Apple Inc. announced Wednesday it will release its fiscal fourth quarter report Oct. 21, possibly ending speculation how the economic downturn hurt the Cupertino, Calif. company.
Earlier this week, Apple shares dived 18 percent following downgrades by several investment houses, including Morgan Stanley. The stock recovered a day later after Goldman Sachs and Citi retained “Buy” ratings for Apple, suggesting investors went overboard in their reactions.
Analysts said Apple likely did not repeat its third-quarter figures which saw a record $7.46 billion profit, outpacing Wall Street expectations. More than 11 million iPods and 717,000 iPhones were sold during the period.
Aug. 24, ThinkEquity analyst Vijay Rakesh kicked off suggestions Apple may not repeat its stellar 3Q performance. The analyst said low-cost “netbooks” may have dented back-to-school sales of Apple notebooks, which are usually priced higher than PC counterparts. Rakesh reduced his estimate for the 4Q to $7.8 billion from $7.9 billion – in line with Apple’s guidance issued in July.
The drumbeat continued the next day as BMO analyst Keith Bachman said “the weak economy has started to take a toll on Apple’s system business.” BMO cuts its 4Q earnings expectations to $7.88 billion, down from $8.03 billion.

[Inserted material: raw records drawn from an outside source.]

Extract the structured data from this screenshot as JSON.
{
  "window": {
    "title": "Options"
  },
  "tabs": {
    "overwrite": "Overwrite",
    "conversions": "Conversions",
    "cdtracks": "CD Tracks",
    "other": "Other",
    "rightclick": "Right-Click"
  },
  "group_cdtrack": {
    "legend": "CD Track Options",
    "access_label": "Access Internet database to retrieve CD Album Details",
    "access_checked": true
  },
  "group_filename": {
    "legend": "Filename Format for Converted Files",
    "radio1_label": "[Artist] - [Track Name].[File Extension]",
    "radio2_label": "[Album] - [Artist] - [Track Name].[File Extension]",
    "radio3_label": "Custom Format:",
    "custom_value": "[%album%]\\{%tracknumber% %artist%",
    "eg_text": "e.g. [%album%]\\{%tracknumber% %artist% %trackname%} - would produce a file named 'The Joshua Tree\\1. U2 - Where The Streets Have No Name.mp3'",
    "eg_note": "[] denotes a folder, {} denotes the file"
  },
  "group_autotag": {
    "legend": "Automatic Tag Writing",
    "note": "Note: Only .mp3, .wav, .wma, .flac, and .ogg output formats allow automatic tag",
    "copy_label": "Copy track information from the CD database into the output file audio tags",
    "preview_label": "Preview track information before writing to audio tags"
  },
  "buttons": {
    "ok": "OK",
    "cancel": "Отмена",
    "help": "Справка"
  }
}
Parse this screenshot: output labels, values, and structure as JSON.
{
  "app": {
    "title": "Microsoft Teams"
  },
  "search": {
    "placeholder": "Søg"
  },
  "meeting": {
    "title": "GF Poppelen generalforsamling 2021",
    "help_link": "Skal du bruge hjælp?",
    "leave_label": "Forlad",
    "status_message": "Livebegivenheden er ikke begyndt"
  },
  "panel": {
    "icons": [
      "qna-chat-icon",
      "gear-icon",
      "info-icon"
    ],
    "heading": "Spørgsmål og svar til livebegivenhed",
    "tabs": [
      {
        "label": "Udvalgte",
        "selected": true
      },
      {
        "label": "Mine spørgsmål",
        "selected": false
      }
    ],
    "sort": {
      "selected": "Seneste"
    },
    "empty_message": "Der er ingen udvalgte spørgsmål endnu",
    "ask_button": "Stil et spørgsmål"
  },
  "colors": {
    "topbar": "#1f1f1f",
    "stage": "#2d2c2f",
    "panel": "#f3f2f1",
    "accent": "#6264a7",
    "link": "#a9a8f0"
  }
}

The trimmed expectations were followed by news Apple’s 8GB iPhones were flying off the shelves at AT&T stores – but not being replaced. The move suggested to Pacific Crest Apple analyst Andy Hargreaves that Cupertino may be ready to drop the price of the 16GB version to $199 from $279.
On Wednesday, RBC Capital Markets analyst Mike Abramsky downgraded Apple shares to “sector perform” and cut the stock to $140 from $200, sparking a torrent of similar price shifts.